Escrevo nas vésperas do 45º aniversário do 25 de Abril de 74. Os balanços vão começar. Neste momento, começa a reconhecer-se que a Educação é uma das áreas em que Portugal mais progrediu. Durante anos cultivou-se a opinião contrária. Cheguei a ouvir dizer que “a 4ª classe do meu tempo valia uma licenciatura de agora!” Não valia. Era só uma demonstração de arrogância de pseudocultura…

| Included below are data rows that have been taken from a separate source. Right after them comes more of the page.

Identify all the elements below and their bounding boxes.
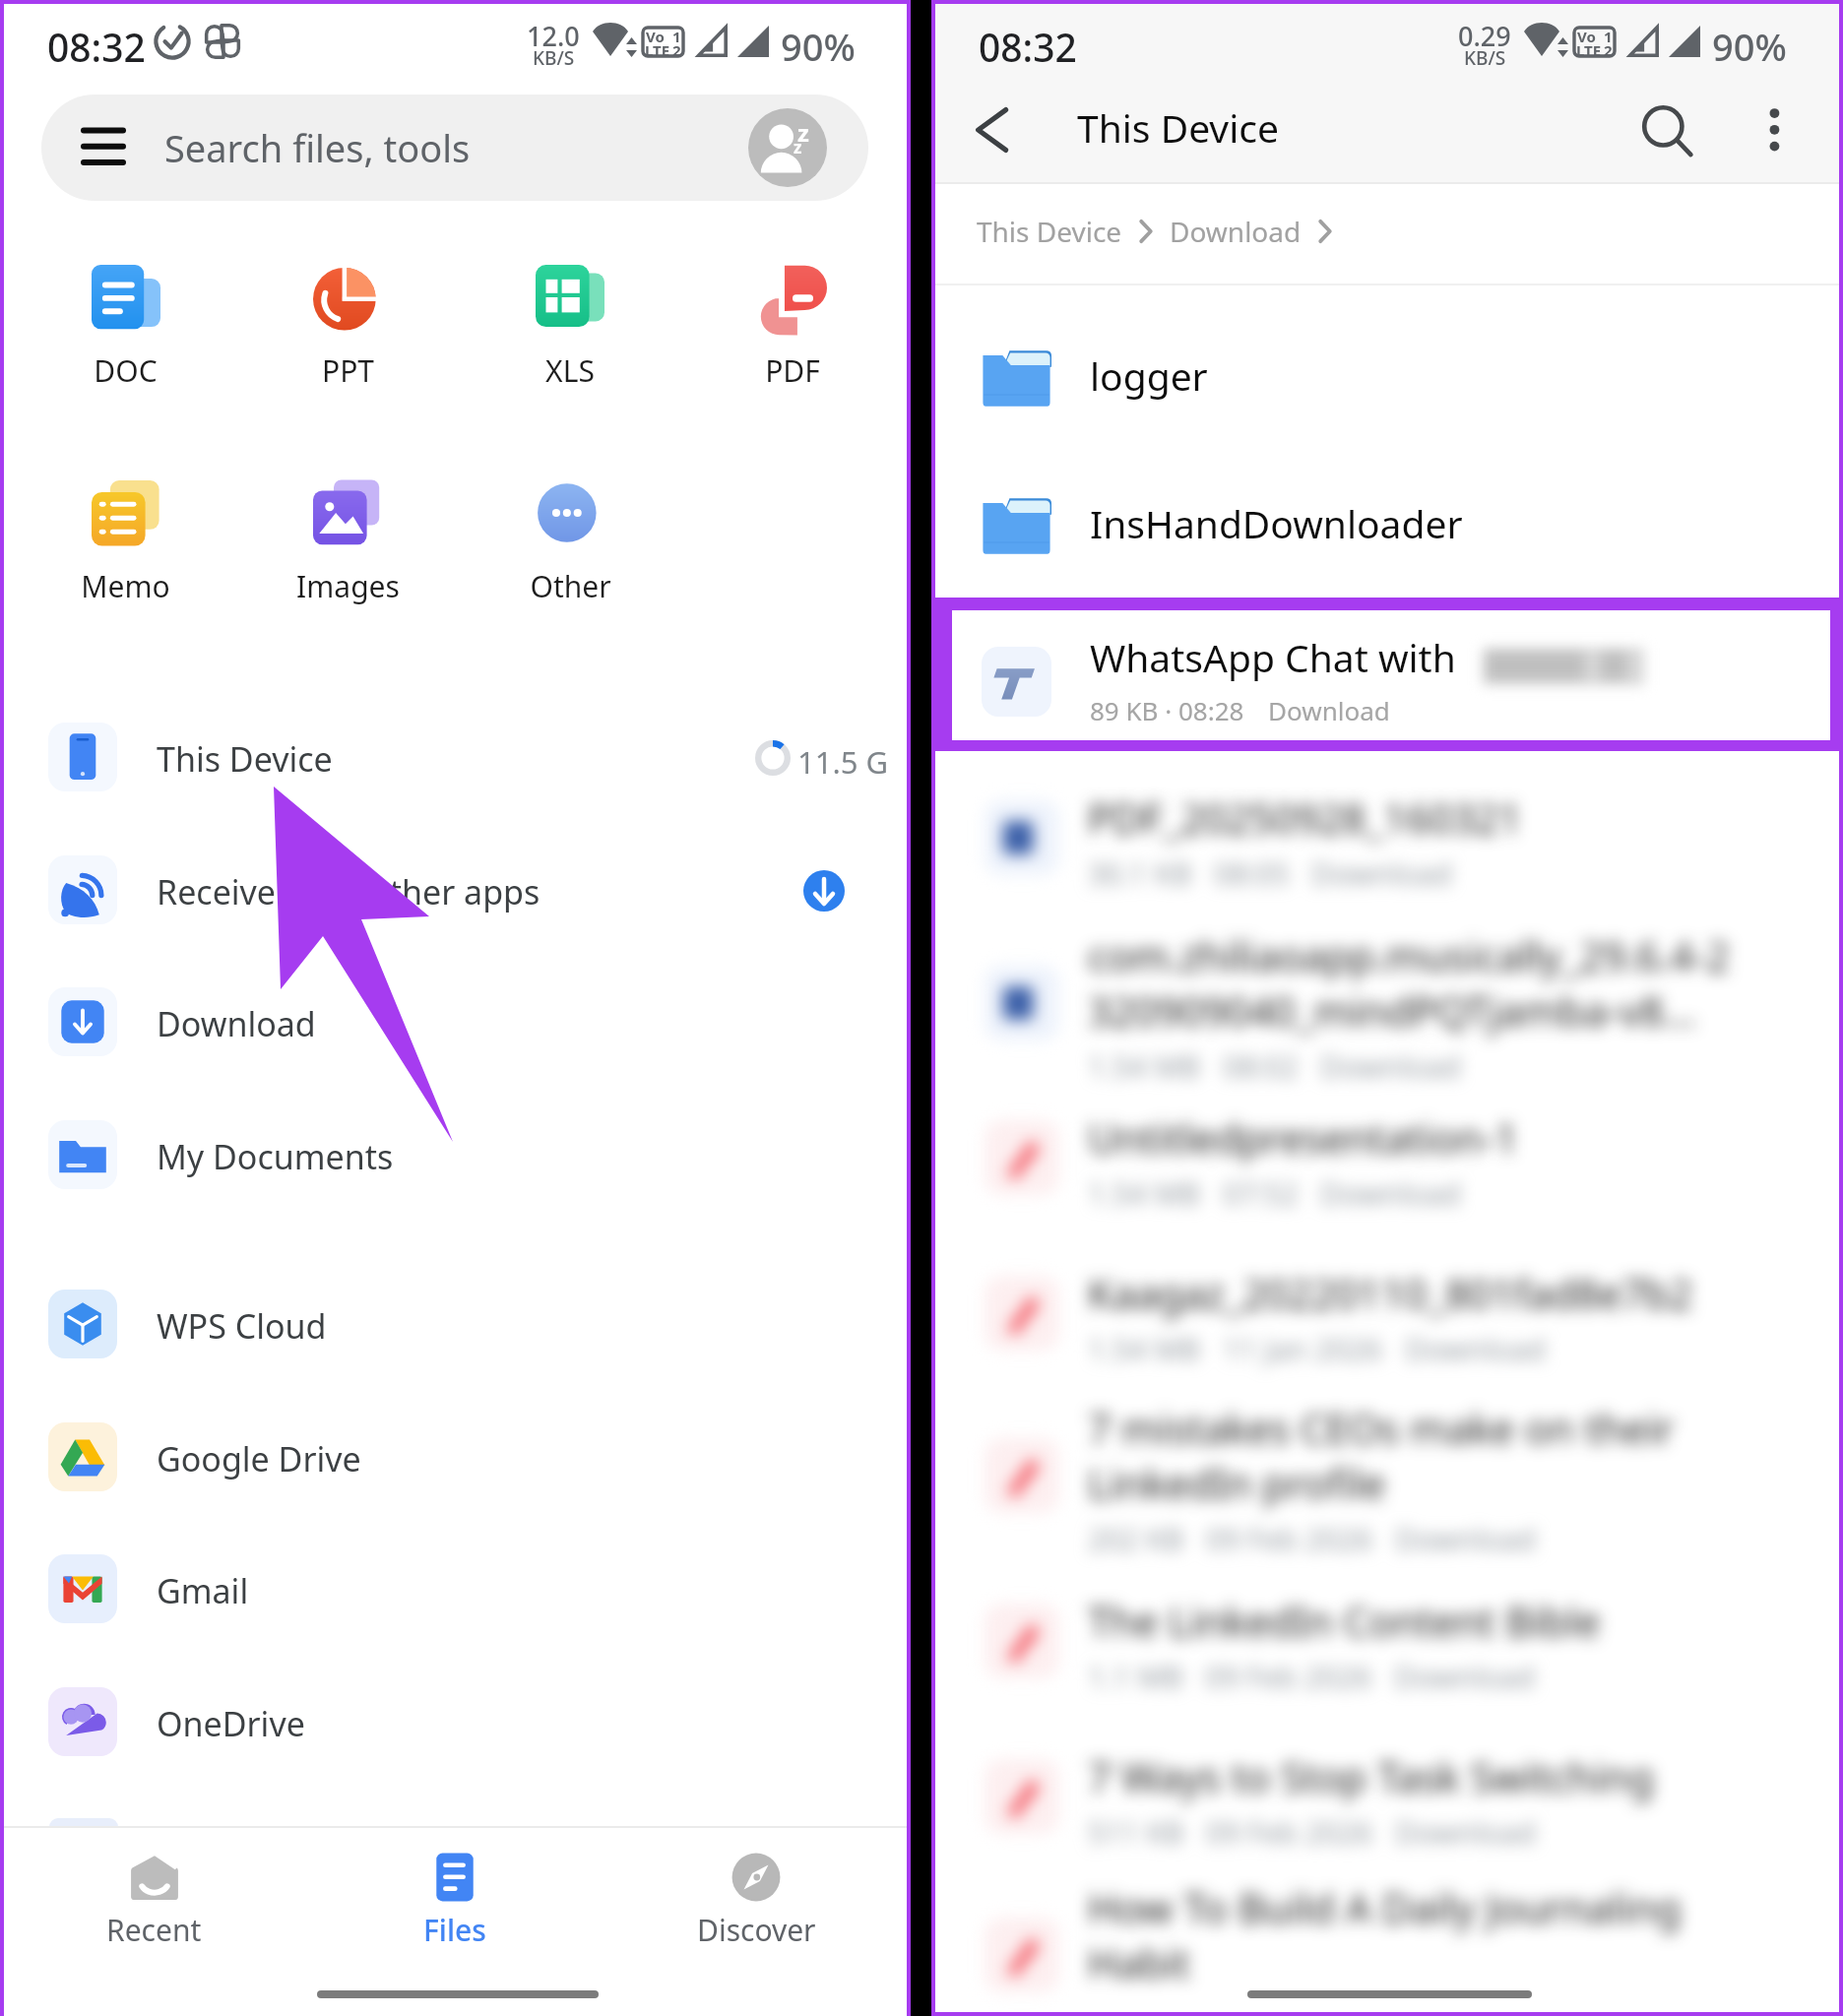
staticText: 2 xyxy=(672,40,681,60)
staticText: Download xyxy=(1395,1812,1536,1853)
button[interactable]: Images xyxy=(236,4,459,611)
staticText: KB/S xyxy=(533,45,575,71)
staticText: WPS Cloud xyxy=(157,1303,327,1349)
staticText: Download xyxy=(1311,853,1452,894)
staticText: PDF_20250928_160321 xyxy=(1088,790,1522,846)
staticText: 11 Jan 2026 xyxy=(1223,1329,1383,1369)
staticText: 90% xyxy=(1712,21,1787,72)
staticText: com.zhiliaoapp.musically_29.6.4-2 xyxy=(1088,928,1730,983)
button[interactable]: Gmail xyxy=(4,1527,907,1659)
staticText: 07:52 xyxy=(1223,1173,1299,1214)
staticText: 202 KB xyxy=(1088,1519,1184,1559)
staticText: 08:32 xyxy=(979,21,1077,73)
staticText: 2 xyxy=(1604,40,1613,60)
staticText: 511 KB xyxy=(1088,1812,1184,1853)
staticText: 09 Feb 2026 xyxy=(1205,1657,1372,1697)
staticText: 11.5 G xyxy=(797,741,889,783)
staticText: Discover xyxy=(697,1910,816,1950)
button[interactable]: XLS xyxy=(459,4,681,396)
staticText: 30.1 KB xyxy=(1088,853,1192,894)
staticText: Download xyxy=(1405,1329,1546,1369)
staticText: The LinkedIn Content Bible xyxy=(1088,1594,1601,1649)
staticText: z xyxy=(794,136,802,158)
staticText: 1 xyxy=(672,27,681,46)
staticText: Download xyxy=(1170,213,1302,250)
staticText: KB/S xyxy=(1464,45,1506,71)
staticText: 08:05 xyxy=(1214,853,1290,894)
staticText: Untitledpresentation-1 xyxy=(1088,1110,1518,1166)
staticText: PPT xyxy=(322,350,374,391)
button[interactable]: DOC xyxy=(15,4,236,396)
button[interactable]: Search files, tools xyxy=(41,94,868,201)
staticText: 12.0 xyxy=(527,18,580,54)
button[interactable]: PPT xyxy=(236,4,459,396)
staticText: Google Drive xyxy=(157,1436,361,1481)
staticText: This Device xyxy=(1077,101,1279,154)
staticText: Download xyxy=(1320,1046,1461,1087)
staticText: How To Build A Daily Journaling xyxy=(1088,1880,1682,1935)
staticText: LTE xyxy=(1576,40,1602,60)
staticText: 7 Ways to Stop Task Switching xyxy=(1088,1749,1654,1804)
staticText: Recent xyxy=(106,1910,202,1950)
staticText: Download xyxy=(1394,1657,1535,1697)
button[interactable]: WhatsApp Chat with xyxy=(935,610,1839,740)
button[interactable]: This Device xyxy=(4,695,907,827)
button[interactable]: Recent xyxy=(4,1837,304,1960)
staticText: logger xyxy=(1090,349,1208,402)
button[interactable]: InsHandDownloader xyxy=(935,482,1839,630)
staticText: Habit xyxy=(1088,1935,1190,1990)
staticText: Files xyxy=(423,1910,486,1950)
staticText: Download xyxy=(1268,693,1390,727)
staticText: 08:02 xyxy=(1223,1046,1299,1087)
staticText: PDF xyxy=(765,350,820,391)
staticText: 1 xyxy=(1604,27,1613,46)
button[interactable]: Receive from other apps xyxy=(4,828,907,960)
button[interactable]: Back xyxy=(957,91,1036,169)
staticText: Download xyxy=(1395,1998,1536,2016)
staticText: 1.54 MB xyxy=(1088,1173,1201,1214)
staticText: Download xyxy=(157,1001,316,1046)
staticText: z xyxy=(797,116,809,149)
staticText: LinkedIn profile xyxy=(1088,1456,1386,1511)
staticText: 09 Feb 2026 xyxy=(1206,1519,1373,1559)
staticText: Receive from other apps xyxy=(157,869,540,914)
staticText: Vo xyxy=(1577,27,1596,46)
button[interactable]: Other xyxy=(459,4,681,611)
button[interactable]: Memo xyxy=(15,4,236,611)
button[interactable]: Google Drive xyxy=(4,1395,907,1527)
staticText: Search files, tools xyxy=(164,122,471,173)
staticText: 1.54 MB xyxy=(1088,1329,1201,1369)
staticText: Download xyxy=(1320,1173,1461,1214)
staticText: 1.1 MB xyxy=(1088,1657,1183,1697)
staticText: 09 Feb 2026 xyxy=(1206,1998,1373,2016)
button[interactable]: OneDrive xyxy=(4,1660,907,1792)
button[interactable]: Discover xyxy=(605,1837,907,1960)
staticText: 610 KB xyxy=(1088,1998,1184,2016)
staticText: InsHandDownloader xyxy=(1090,497,1463,549)
button[interactable]: Search xyxy=(1629,93,1706,169)
staticText: My Documents xyxy=(157,1134,394,1179)
button[interactable]: Files xyxy=(304,1837,605,1960)
staticText: XLS xyxy=(545,350,595,391)
staticText: 89 KB · 08:28 xyxy=(1090,693,1244,727)
staticText: Vo xyxy=(646,27,665,46)
button[interactable]: Receive file xyxy=(803,870,845,912)
button[interactable]: PDF xyxy=(681,4,904,396)
button[interactable]: My Documents xyxy=(4,1093,907,1225)
button[interactable]: More options xyxy=(1738,93,1814,169)
staticText: Other xyxy=(530,566,611,606)
button[interactable]: WPS Cloud xyxy=(4,1262,907,1394)
staticText: 08:32 xyxy=(47,21,146,73)
staticText: Memo xyxy=(81,566,170,606)
button[interactable]: Download xyxy=(4,960,907,1092)
staticText: WhatsApp Chat with xyxy=(1090,631,1456,683)
staticText: This Device xyxy=(157,736,333,782)
staticText: Download xyxy=(1395,1519,1536,1559)
button[interactable]: Account xyxy=(748,108,827,187)
staticText: LTE xyxy=(645,40,670,60)
staticText: Kaagaz_20220110_801fad8e7b2 xyxy=(1088,1266,1693,1321)
button[interactable]: logger xyxy=(935,335,1839,482)
staticText: 320909040_mindPQTjamba-v8... xyxy=(1088,983,1696,1039)
staticText: 7 mistakes CEOs make on their xyxy=(1088,1401,1675,1456)
staticText: Gmail xyxy=(157,1568,249,1613)
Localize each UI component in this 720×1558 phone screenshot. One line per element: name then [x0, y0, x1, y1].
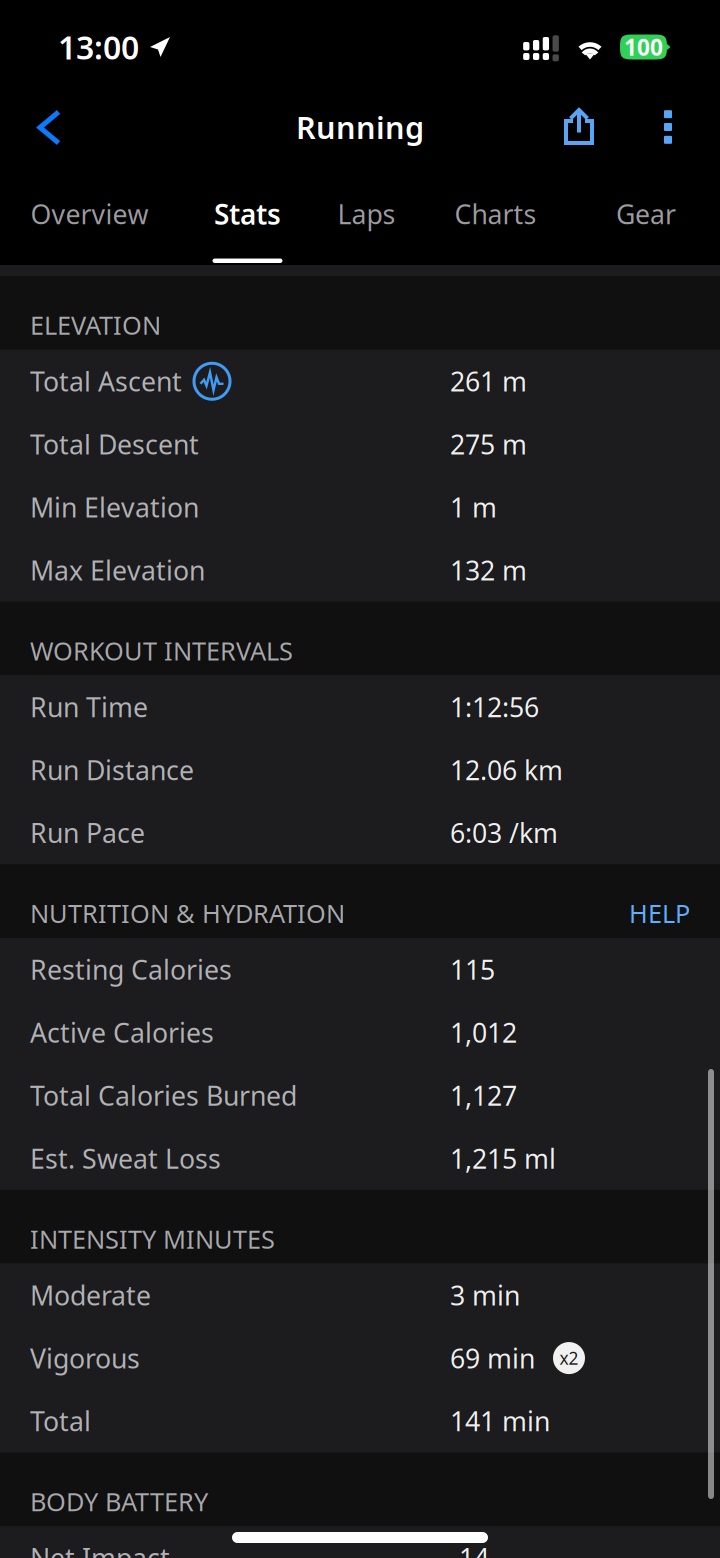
staticText: x2 — [560, 1347, 578, 1370]
staticText: WORKOUT INTERVALS — [30, 634, 293, 667]
staticText: 1,215 ml — [450, 1141, 556, 1176]
button[interactable]: Charts — [417, 175, 574, 265]
button[interactable]: Est. Sweat Loss — [0, 1127, 720, 1190]
staticText: 1,012 — [450, 1015, 517, 1050]
staticText: Stats — [214, 195, 281, 233]
staticText: Running — [296, 107, 424, 147]
staticText: Net Impact — [30, 1540, 170, 1558]
staticText: -14 — [450, 1540, 489, 1558]
staticText: 1 m — [450, 490, 497, 525]
button[interactable]: Run Distance — [0, 738, 720, 801]
staticText: Charts — [454, 196, 536, 232]
button[interactable]: More options — [642, 88, 720, 175]
button[interactable]: Net Impact — [0, 1526, 720, 1558]
staticText: INTENSITY MINUTES — [30, 1222, 275, 1256]
staticText: 12.06 km — [450, 752, 563, 788]
staticText: 1,127 — [450, 1078, 517, 1113]
button[interactable]: Overview — [0, 175, 179, 265]
button[interactable]: Back — [0, 88, 83, 175]
staticText: ELEVATION — [30, 308, 161, 342]
button[interactable]: Total Descent — [0, 413, 720, 476]
button[interactable]: Stats — [179, 175, 316, 265]
button[interactable]: Laps — [316, 175, 417, 265]
staticText: 132 m — [450, 552, 527, 588]
staticText: 141 min — [450, 1403, 550, 1439]
button[interactable]: Vigorous — [0, 1327, 720, 1390]
staticText: Active Calories — [30, 1015, 214, 1050]
button[interactable]: Run Time — [0, 675, 720, 738]
staticText: Max Elevation — [30, 552, 205, 588]
button[interactable]: Moderate — [0, 1264, 720, 1327]
staticText: 261 m — [450, 364, 527, 399]
staticText: Run Time — [30, 689, 148, 725]
staticText: BODY BATTERY — [30, 1485, 208, 1518]
staticText: Run Pace — [30, 815, 145, 850]
staticText: HELP — [629, 896, 690, 930]
staticText: Min Elevation — [30, 490, 199, 525]
staticText: Total Ascent — [30, 364, 182, 399]
staticText: Total Calories Burned — [30, 1078, 297, 1113]
staticText: 1:12:56 — [450, 689, 539, 725]
button[interactable]: Total Calories Burned — [0, 1064, 720, 1127]
staticText: Overview — [30, 196, 148, 232]
staticText: Total — [30, 1403, 91, 1439]
button[interactable]: Total Ascent — [0, 350, 720, 413]
staticText: 115 — [450, 952, 495, 987]
staticText: 100 — [624, 32, 663, 62]
staticText: Gear — [616, 196, 676, 232]
staticText: Moderate — [30, 1277, 151, 1313]
button[interactable]: Min Elevation — [0, 476, 720, 539]
button[interactable]: HELP — [629, 896, 690, 930]
staticText: 69 min — [450, 1340, 535, 1376]
staticText: 3 min — [450, 1277, 520, 1313]
staticText: Laps — [338, 196, 396, 232]
staticText: Resting Calories — [30, 952, 232, 987]
staticText: Vigorous — [30, 1340, 140, 1376]
staticText: 6:03 /km — [450, 815, 558, 850]
staticText: Run Distance — [30, 752, 194, 788]
button[interactable]: Resting Calories — [0, 938, 720, 1001]
button[interactable]: Max Elevation — [0, 539, 720, 602]
staticText: 13:00 — [58, 26, 139, 68]
button[interactable]: Run Pace — [0, 801, 720, 864]
staticText: Total Descent — [30, 426, 199, 462]
staticText: NUTRITION & HYDRATION — [30, 896, 345, 930]
button[interactable]: Gear — [574, 175, 718, 265]
button[interactable]: Active Calories — [0, 1001, 720, 1064]
staticText: Est. Sweat Loss — [30, 1141, 221, 1176]
staticText: 275 m — [450, 426, 527, 462]
button[interactable]: Total — [0, 1390, 720, 1453]
button[interactable]: Share — [542, 88, 642, 175]
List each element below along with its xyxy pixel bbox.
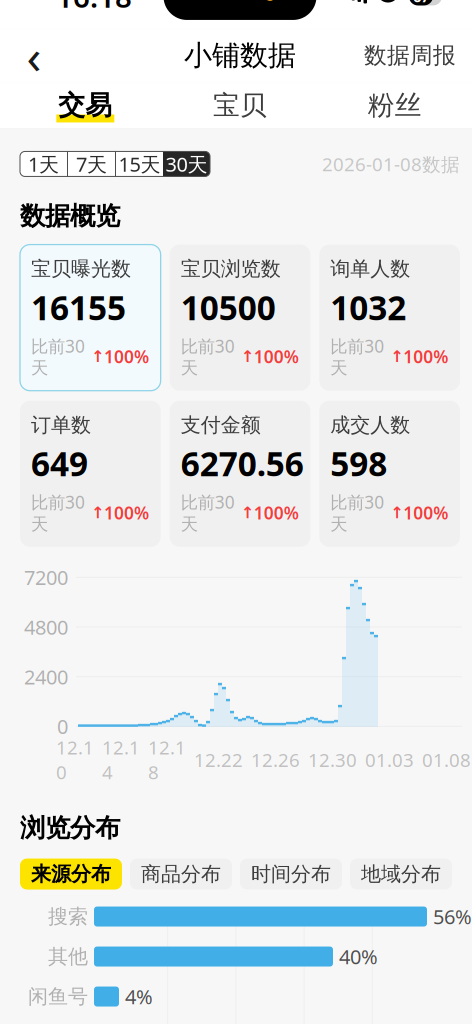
staticText: 12.18: [148, 735, 186, 784]
staticText: 40%: [339, 943, 378, 970]
button[interactable]: 时间分布: [240, 858, 342, 890]
button[interactable]: 1天: [20, 152, 67, 176]
button[interactable]: 支付金额: [170, 401, 310, 547]
staticText: ↑: [384, 504, 403, 522]
staticText: 01.03: [365, 747, 414, 772]
staticText: 100%: [104, 501, 149, 524]
button[interactable]: 来源分布: [20, 858, 122, 890]
staticText: 7天: [76, 151, 107, 177]
staticText: 12.26: [251, 747, 300, 772]
staticText: 比前30天: [181, 334, 235, 379]
button[interactable]: 商品分布: [130, 858, 232, 890]
staticText: ↑: [384, 348, 403, 366]
staticText: 598: [330, 441, 387, 486]
button[interactable]: 宝贝浏览数: [170, 245, 310, 391]
staticText: 12.10: [56, 735, 94, 784]
button[interactable]: 宝贝曝光数: [20, 245, 161, 391]
staticText: 1天: [28, 151, 59, 177]
staticText: 12.22: [194, 747, 243, 772]
staticText: 2026-01-08数据: [322, 152, 460, 176]
staticText: 浏览分布: [20, 812, 120, 844]
staticText: 比前30天: [330, 334, 384, 379]
staticText: 649: [31, 441, 88, 486]
staticText: 地域分布: [361, 862, 441, 886]
staticText: 100%: [403, 345, 448, 368]
staticText: 100%: [403, 501, 448, 524]
staticText: 10500: [181, 285, 276, 329]
button[interactable]: 交易: [8, 82, 163, 128]
button[interactable]: 地域分布: [350, 858, 452, 890]
staticText: 时间分布: [251, 862, 331, 886]
staticText: 搜索: [48, 904, 88, 929]
staticText: 16:18: [56, 0, 132, 16]
button[interactable]: 宝贝: [163, 82, 317, 128]
staticText: 宝贝: [213, 89, 267, 122]
staticText: ‹: [26, 24, 42, 87]
staticText: 0: [57, 713, 68, 740]
staticText: 小铺数据: [184, 38, 296, 73]
staticText: 67: [413, 0, 429, 6]
staticText: 比前30天: [31, 490, 85, 535]
staticText: 比前30天: [31, 334, 85, 379]
staticText: 12.30: [308, 747, 357, 772]
staticText: ↑: [235, 348, 254, 366]
staticText: 100%: [254, 501, 299, 524]
staticText: 来源分布: [31, 862, 111, 886]
staticText: 宝贝浏览数: [181, 257, 281, 281]
staticText: 15天: [118, 151, 160, 177]
staticText: 宝贝曝光数: [31, 257, 131, 281]
staticText: 16155: [31, 285, 126, 329]
staticText: 7200: [24, 564, 68, 591]
staticText: 12.14: [102, 735, 140, 784]
staticText: 30天: [166, 151, 208, 177]
staticText: 粉丝: [368, 89, 422, 122]
button[interactable]: 数据周报: [354, 32, 466, 78]
staticText: 4800: [24, 614, 68, 640]
staticText: 订单数: [31, 413, 91, 437]
button[interactable]: 30天: [163, 152, 210, 176]
staticText: 2400: [24, 663, 68, 690]
staticText: 01.08: [422, 747, 471, 772]
button[interactable]: 7天: [68, 152, 115, 176]
staticText: 6270.56: [181, 441, 304, 486]
staticText: 成交人数: [330, 413, 410, 437]
staticText: 交易: [58, 89, 112, 122]
button[interactable]: 询单人数: [319, 245, 460, 391]
staticText: 比前30天: [181, 490, 235, 535]
staticText: 支付金额: [181, 413, 261, 437]
staticText: 56%: [433, 903, 472, 930]
staticText: 数据周报: [364, 42, 456, 69]
staticText: 1032: [330, 285, 406, 329]
staticText: ↑: [85, 348, 104, 366]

Felizmente que a participação de Portugal nos estudos internacionais (TIMMS, PIRLS e PISA), a organização de uma estrutura no Ministério da Educação para recolha e tratamento de dados do sistema educativo (agora continuada com o portal InfoEscolas), a criação da Pordata para recolha, tratamento, sistematização e divulgação da informação sobre os vários sectores e finalmente o lançamento, pelo Conselho Nacional de Educação, do “Estado da Educação”, com um olhar independente sobre a evolução do sector educativo, permitiram a identificação dos principais problemas e uma apreciação mais rigorosa da situação. Concluiu-se então que Portugal fez progressos extraordinários – quantitativos e qualitativos – em educação.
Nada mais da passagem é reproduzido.